E così l’Italia ha trovato la sua Margaret Thatcher. L’ha trovata in una destra che non nasce su una cultura liberista. Ma non ci si faccia ingannare. Il passato fascista accadeva quando l’Italia si stava industrializzando; il corporativismo era opportunisticamente un correttore del liberalismo economico in un paese che stava edificando il capitalismo nazionale e aveva bisogno di pace sociale, a tutti i costi.

Opportunismo è il termine chiave. Ci dice che la destra sociale o stato-centrica è figlia prima di tutto della contingenza. Se negli anni Trenta serviva lo stato dirigista oggi serve uno stato latitante e lassista. L’obiettivo è lo stesso: fare prima di tutto gli interessi di chi «crea ricchezza». Oggi, questo vangelo viene espresso con una politica fiscale che, ha ben spiegato Alessandro Penati su questo giornale, significa «meno tasse per tutti, per crescere di più».

Questa la massima thatcheriana del trickle-down: abbassare le tasse ai benestanti avrebbe un effetto di grande prosperità per tutti, in quanto quella parte di profitto che dovrebbe andare allo stato va sul mercato. Il pubblico, secondo questa filosofia primitiva, sarebbe come l’orco vorace delle favole, che si sconfigge affamandolo. La società farà da sola quello che uno stato esangue non fa (non deve fare) più.

La sofferenza

In questo dimagrimento, a soffrire sono quelle parti di società che non partono bene, ovvero che vivono in un ambiente deprimente o, come dicono per un malcelato pudore i nostri ministri, che non sanno produrre ricchezza.

Senza i lacci e lacciuoli delle tasse e delle regole (per esempio sugli appalti e i subappalti) anche chi sta peggio potrebbe essere per necessità indotto a darsi da fare.

Le parti che soffrono in Italia sono le solite: le classi sociali non protette (e non ben rappresentate in parlamento) e le parti disagiate del paese, senza un tessuto socio-economico solido, sano e dinamico (il sud, prima di tutto quello geografico).

È da decenni che queste debolezze sono trattate come una “palla al piede”, per rubare a Antonio Gramsci l’espressione che usava per parlare di come i governi liberali dell’Italia unita avevano trattato il meridione. Come un tempo si diceva della condizione delle donne così si può dire della condizione del nostro sud: sono lo specchio dell’intera società. Se si vuol capire quale il sia senso di giustizia di una società si guardino prima di tutto le politiche adottare per le parti più svantaggiate.
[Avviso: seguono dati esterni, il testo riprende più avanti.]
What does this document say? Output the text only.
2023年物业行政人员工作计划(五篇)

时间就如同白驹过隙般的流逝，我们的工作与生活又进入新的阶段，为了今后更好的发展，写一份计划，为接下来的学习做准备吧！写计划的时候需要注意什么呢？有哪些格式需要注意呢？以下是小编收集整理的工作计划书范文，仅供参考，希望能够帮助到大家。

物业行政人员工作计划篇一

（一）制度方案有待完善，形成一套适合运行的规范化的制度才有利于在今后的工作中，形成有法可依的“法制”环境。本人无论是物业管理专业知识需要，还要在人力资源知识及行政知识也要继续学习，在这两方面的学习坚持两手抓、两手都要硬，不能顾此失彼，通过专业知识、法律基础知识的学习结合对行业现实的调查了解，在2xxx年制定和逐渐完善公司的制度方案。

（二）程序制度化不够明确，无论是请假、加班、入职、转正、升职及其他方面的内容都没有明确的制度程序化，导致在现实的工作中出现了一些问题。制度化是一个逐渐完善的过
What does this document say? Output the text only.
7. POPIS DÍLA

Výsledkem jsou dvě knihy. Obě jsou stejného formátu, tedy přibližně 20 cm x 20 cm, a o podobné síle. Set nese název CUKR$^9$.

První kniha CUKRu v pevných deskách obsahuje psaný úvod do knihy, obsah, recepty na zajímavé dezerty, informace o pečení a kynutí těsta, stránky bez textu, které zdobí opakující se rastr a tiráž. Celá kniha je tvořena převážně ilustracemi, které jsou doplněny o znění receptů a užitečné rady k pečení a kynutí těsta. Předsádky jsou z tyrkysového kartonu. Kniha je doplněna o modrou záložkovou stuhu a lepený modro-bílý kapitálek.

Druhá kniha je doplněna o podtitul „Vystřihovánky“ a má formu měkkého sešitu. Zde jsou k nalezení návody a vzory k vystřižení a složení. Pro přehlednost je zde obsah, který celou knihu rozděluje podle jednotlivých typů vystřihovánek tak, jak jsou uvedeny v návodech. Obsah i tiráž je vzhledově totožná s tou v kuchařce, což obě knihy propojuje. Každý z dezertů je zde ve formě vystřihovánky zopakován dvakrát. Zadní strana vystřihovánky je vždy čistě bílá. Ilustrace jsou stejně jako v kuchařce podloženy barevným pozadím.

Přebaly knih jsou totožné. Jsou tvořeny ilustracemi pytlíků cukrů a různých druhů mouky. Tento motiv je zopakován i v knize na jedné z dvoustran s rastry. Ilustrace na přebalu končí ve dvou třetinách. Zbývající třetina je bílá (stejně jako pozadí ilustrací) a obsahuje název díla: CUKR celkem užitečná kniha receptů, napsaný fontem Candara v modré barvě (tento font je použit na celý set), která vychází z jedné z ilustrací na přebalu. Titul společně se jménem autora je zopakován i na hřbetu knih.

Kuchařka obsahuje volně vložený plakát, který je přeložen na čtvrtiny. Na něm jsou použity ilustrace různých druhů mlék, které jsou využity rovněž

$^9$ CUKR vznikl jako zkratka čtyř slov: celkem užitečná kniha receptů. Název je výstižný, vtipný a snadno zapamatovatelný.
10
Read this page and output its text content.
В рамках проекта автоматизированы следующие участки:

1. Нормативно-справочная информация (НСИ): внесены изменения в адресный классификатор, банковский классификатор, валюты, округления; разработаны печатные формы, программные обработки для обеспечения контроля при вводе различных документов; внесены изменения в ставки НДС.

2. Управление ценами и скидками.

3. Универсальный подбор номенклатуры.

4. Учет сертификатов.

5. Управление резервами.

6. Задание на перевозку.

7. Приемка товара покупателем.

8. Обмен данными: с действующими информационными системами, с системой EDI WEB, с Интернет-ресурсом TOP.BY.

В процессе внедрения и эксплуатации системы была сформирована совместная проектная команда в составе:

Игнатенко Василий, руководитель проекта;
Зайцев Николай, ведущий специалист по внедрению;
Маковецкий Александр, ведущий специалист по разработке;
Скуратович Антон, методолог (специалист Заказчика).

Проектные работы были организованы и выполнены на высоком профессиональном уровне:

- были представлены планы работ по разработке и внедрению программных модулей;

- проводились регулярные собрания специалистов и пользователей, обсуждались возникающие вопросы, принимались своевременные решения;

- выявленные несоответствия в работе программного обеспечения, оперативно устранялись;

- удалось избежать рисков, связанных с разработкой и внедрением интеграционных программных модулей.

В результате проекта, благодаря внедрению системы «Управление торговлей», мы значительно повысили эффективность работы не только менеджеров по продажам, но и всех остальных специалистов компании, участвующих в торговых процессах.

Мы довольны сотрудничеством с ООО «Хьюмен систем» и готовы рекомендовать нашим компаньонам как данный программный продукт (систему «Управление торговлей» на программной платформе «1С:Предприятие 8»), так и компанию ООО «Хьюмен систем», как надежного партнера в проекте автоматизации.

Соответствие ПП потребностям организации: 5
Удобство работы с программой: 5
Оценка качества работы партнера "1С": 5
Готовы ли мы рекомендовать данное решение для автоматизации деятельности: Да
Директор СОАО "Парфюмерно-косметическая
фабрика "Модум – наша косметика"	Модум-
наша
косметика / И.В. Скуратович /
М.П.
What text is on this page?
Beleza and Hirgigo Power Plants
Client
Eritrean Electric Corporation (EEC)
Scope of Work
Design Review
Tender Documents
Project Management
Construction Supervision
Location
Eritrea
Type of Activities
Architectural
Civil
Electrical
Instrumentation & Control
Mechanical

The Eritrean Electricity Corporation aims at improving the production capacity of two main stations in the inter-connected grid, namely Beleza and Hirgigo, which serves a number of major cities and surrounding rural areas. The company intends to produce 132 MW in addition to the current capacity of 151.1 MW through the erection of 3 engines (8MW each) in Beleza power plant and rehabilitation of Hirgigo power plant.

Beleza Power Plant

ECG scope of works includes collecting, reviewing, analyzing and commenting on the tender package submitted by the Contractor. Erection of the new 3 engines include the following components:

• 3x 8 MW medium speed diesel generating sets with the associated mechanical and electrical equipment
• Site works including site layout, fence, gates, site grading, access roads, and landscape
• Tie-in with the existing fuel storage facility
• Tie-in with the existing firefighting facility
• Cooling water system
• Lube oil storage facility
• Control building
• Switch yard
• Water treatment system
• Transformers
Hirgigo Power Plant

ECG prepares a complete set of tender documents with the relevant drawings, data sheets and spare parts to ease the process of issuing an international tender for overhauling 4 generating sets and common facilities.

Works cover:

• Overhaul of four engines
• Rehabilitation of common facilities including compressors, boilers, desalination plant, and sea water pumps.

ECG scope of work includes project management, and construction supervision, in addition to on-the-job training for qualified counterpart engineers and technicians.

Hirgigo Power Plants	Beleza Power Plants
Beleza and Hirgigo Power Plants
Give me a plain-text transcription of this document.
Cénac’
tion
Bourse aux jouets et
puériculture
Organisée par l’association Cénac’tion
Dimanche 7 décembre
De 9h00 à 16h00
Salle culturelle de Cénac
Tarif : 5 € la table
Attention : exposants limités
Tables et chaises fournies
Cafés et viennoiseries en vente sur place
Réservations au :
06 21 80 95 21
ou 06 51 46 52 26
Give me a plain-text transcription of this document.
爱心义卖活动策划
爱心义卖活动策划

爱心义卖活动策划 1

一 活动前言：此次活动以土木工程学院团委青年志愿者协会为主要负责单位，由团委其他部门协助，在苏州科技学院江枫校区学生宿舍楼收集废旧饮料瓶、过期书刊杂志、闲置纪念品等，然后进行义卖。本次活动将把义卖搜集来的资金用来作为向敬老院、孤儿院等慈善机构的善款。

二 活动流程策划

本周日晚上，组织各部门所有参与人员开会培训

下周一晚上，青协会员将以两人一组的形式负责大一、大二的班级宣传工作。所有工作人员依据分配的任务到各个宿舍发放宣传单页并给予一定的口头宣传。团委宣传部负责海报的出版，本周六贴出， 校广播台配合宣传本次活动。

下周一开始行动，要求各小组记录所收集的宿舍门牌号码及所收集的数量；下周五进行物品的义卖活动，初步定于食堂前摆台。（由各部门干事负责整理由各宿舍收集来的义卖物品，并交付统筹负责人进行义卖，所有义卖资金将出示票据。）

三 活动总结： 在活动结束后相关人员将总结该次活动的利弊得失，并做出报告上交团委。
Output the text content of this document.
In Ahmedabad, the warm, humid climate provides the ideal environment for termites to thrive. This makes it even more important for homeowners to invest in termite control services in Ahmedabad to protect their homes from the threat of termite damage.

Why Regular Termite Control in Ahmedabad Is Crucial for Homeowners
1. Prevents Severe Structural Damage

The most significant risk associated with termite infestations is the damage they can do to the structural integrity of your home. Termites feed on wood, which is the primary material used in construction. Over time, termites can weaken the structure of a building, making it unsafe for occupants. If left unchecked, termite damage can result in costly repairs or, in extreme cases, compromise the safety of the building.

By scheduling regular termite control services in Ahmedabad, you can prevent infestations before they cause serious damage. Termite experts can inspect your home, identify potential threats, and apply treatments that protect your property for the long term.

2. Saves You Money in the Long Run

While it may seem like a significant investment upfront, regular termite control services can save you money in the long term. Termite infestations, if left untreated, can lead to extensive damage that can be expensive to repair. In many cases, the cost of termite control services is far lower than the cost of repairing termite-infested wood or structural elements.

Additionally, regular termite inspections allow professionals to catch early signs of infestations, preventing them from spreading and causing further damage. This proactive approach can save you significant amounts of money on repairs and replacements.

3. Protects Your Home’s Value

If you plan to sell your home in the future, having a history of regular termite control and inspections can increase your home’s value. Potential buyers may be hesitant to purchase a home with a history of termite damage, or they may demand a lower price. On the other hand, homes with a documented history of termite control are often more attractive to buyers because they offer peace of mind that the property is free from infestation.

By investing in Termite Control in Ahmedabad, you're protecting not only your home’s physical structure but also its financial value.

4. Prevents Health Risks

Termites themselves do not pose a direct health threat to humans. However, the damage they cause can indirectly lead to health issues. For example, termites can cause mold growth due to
Lo specchio dell’Italia di oggi, frutto di decenni di politiche liberiste che questo governo rappresenta al meglio, è in quelle aree, a volte bellissime, socialmente abbandonate. E la proposta leghista di autonomia differenziata giungerebbe come la mazzata finale: tenere le regioni sotto il tallone nefasto di un establishment che accaparra le risorse e le distribuisce per restare in sella. L’autonomia differenziata è il trickle-down istituzionale. Ne ripete la logica. Con uno stato lassista e connivente.

L’esito, scrive Gianluca Passarelli su questo giornale, sarebbe fatale: «Migrazione a senso unico, desertificazione sociale, prosciugamento dei servizi essenziali, destrutturazione demografica e abbandono degli avamposti pubblici». Buttato ai roghi il piano ambizioso del Pnnr, gli strumenti finanziari e umani di questo governo per il meridione sono volti a creare una rapace classe socio-politica.

Gramsci parlerebbe di cadornismo: sacrificare la realtà ad un piano presentato con ipotesti logiche e razionali che non esita a dar torto alla realtà se questa lo falsifica, a costo di imporre sacrifici inutili a chi lo subisce.